Note that in this embodiment, there are two types of memory accesses with different priority orders, but the invention is not limited to this, and if there are two or more types of memory accesses with different priority orders, the It is the same as the type (all you need to do is prepare a register to store and hold the physical address for pre-memory access).

[Effects of the Invention] As explained below, according to the present invention, physical addresses for performing memory accesses with different entry orders are calculated regardless of the entry order, and storage is performed separately for each priority order. Since memory accesses are performed according to priority order, memory accesses with lower priorities can be performed immediately after memory accesses with higher priorities are completed.
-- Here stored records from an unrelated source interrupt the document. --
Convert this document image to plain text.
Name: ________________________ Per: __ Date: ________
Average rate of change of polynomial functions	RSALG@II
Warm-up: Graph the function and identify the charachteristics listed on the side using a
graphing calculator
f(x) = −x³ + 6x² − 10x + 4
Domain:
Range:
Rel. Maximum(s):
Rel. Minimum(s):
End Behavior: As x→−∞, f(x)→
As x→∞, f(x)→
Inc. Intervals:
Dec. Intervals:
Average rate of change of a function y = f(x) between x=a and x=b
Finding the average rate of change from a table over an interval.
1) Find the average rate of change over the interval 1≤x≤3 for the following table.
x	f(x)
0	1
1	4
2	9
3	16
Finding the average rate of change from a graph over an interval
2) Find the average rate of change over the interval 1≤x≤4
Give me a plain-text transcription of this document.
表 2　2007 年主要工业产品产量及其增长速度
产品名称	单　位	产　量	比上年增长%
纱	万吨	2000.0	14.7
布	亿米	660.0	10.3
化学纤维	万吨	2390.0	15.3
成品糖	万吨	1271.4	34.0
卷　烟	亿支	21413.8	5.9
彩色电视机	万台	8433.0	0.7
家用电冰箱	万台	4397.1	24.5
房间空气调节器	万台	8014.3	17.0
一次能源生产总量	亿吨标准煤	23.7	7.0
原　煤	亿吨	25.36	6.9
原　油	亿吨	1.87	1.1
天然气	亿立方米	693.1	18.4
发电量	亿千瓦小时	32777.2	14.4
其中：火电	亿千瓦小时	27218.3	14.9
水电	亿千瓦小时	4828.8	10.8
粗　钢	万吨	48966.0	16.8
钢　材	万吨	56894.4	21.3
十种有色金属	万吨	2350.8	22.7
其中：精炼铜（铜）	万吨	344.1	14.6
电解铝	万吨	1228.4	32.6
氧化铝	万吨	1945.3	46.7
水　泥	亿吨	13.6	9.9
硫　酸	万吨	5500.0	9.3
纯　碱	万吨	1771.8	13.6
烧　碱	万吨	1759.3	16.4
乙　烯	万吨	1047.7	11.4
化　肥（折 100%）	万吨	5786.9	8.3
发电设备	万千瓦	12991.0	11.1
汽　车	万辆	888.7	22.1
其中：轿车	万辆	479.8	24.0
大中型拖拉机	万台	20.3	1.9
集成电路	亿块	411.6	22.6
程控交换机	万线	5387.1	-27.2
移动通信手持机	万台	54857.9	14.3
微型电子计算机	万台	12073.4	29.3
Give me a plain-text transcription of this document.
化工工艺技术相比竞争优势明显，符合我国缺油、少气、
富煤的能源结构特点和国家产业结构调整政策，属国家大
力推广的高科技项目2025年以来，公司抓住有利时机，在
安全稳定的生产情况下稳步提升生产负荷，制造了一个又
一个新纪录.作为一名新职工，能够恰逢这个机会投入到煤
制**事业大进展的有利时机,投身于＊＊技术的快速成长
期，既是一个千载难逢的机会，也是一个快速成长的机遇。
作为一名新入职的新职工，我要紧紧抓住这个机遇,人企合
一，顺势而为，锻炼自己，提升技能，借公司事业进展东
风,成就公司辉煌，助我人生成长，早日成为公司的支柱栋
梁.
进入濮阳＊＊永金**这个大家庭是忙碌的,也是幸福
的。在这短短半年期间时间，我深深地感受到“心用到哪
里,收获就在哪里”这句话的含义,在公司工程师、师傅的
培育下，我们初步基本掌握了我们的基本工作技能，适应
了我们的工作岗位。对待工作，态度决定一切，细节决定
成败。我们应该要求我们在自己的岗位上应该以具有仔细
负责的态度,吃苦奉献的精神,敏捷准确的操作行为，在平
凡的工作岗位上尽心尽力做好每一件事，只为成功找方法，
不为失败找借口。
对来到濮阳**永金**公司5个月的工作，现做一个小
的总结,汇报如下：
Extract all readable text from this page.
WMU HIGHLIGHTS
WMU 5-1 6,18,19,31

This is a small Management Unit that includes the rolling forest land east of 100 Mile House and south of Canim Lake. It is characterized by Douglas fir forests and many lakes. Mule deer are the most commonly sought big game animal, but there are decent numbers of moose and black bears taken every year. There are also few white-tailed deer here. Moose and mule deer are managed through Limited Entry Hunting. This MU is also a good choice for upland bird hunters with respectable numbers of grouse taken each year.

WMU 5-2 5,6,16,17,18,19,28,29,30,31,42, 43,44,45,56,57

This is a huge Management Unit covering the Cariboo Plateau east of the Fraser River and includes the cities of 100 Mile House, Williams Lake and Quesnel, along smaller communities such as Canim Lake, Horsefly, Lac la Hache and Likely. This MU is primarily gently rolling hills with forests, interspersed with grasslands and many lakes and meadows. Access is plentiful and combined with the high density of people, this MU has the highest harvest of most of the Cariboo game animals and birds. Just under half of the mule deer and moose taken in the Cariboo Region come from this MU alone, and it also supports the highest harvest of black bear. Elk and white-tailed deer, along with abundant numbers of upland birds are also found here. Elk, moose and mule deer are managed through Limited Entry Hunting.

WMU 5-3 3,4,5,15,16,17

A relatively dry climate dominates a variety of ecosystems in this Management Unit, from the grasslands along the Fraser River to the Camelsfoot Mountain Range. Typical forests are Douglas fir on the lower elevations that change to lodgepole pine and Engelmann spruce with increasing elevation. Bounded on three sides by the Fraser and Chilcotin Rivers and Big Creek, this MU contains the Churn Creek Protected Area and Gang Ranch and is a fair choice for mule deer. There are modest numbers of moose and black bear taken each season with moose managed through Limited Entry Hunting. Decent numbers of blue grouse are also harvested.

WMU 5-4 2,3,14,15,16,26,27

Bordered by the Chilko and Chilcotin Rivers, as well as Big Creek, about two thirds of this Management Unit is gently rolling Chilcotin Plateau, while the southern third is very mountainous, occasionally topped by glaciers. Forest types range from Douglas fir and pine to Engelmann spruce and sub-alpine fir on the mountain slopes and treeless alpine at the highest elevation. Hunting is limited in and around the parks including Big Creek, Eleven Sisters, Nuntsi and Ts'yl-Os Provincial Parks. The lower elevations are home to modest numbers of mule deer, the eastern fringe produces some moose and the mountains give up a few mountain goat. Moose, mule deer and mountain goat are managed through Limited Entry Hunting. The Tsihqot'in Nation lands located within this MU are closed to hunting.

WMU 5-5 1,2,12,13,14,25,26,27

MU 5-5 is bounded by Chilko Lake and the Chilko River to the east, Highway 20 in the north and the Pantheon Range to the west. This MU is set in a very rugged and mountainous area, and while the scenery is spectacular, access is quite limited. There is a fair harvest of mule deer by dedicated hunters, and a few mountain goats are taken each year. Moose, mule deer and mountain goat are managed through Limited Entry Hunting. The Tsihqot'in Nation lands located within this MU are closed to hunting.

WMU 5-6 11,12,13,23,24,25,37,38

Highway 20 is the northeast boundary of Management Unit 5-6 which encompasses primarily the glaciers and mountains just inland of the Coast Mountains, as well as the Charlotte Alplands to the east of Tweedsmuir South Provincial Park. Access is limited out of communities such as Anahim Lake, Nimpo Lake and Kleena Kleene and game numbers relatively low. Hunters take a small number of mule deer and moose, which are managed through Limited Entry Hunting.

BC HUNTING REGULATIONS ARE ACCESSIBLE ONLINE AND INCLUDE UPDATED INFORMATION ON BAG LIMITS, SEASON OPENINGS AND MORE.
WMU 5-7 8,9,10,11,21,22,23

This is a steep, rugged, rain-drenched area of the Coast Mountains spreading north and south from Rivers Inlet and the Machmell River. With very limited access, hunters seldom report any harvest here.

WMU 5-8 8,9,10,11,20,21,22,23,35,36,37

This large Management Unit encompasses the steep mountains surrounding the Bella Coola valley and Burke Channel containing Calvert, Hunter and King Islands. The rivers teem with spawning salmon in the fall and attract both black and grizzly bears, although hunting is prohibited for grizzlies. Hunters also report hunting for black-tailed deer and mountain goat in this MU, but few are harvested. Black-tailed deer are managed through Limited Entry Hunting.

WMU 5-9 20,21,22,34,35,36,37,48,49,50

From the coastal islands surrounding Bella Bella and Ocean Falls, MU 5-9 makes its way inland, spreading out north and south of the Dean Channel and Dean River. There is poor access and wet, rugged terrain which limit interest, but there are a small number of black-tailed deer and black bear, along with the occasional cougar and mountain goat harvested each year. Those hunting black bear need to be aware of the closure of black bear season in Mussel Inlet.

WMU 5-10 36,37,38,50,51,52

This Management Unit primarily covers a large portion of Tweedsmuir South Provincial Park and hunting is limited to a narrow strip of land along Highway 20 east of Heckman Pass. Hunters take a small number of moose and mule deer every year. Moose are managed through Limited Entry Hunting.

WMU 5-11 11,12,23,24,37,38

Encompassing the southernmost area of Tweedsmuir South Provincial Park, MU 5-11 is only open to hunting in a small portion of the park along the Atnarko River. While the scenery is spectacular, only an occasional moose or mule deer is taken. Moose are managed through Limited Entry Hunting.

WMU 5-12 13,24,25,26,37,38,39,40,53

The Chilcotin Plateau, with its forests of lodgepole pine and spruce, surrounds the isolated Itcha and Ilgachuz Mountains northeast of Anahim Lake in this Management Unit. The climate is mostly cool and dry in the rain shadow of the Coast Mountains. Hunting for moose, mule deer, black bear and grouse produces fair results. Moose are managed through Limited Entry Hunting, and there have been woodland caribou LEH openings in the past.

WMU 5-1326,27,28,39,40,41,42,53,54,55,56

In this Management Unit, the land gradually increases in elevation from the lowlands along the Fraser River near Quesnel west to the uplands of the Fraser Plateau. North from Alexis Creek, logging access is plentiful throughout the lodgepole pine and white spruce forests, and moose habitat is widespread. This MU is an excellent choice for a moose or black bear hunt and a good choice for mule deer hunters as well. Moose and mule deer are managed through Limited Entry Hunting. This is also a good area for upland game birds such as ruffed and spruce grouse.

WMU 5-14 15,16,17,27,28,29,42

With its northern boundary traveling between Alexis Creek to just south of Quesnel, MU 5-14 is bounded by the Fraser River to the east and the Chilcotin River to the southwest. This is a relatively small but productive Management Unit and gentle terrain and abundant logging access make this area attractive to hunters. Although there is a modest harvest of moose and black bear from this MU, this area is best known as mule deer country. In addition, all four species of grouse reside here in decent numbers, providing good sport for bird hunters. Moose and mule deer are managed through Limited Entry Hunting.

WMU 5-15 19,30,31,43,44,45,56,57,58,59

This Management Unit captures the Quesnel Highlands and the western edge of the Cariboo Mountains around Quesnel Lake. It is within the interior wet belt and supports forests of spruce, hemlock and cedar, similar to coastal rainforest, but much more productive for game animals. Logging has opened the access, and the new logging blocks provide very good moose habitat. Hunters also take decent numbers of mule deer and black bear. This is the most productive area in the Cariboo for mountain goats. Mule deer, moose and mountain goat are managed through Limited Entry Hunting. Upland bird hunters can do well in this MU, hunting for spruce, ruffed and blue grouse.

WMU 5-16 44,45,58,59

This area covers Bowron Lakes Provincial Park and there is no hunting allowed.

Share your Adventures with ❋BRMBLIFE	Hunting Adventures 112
This improves address bus usage efficiency and allows execution processing involving memory access to be performed at high speed.

[Brief explanation of the drawing]

FIG. 1 is a block diagram showing a configuration of an address control circuit according to an embodiment of the present invention, FIG. 2 is a timing diagram of FIG. 1, and FIG. 3 is a block diagram showing a conventional configuration of an address control circuit. It is a diagram. (Explanation of symbols representing main parts in the diagram) 1... First effective address generation circuit 3... Second effective address generation circuit 11... One effective address register... Base adder 25... ...Memory 29...Switching circuit 31...Switching control circuit 33...First physical address register 35...Second physical address register 37...Three switching circuits...Instruction circuit

Claims (1)

[Claims] An effective address generation means that generates multiple effective addresses with different priorities to occupy the address bus, a conversion means that converts the effective address into a physical address corresponding to this effective address, and a physical address that is stored separately for each priority. a storage/holding means for storing, a transfer means for selecting physical addresses for each priority and transferring the physical addresses to the storage/holding means to be stored and held separately for each priority; 1. An address control circuit comprising access means for monitoring and accessing a memory by selecting a physical address stored in the storage holding means in accordance with priority when the address bus becomes vacant.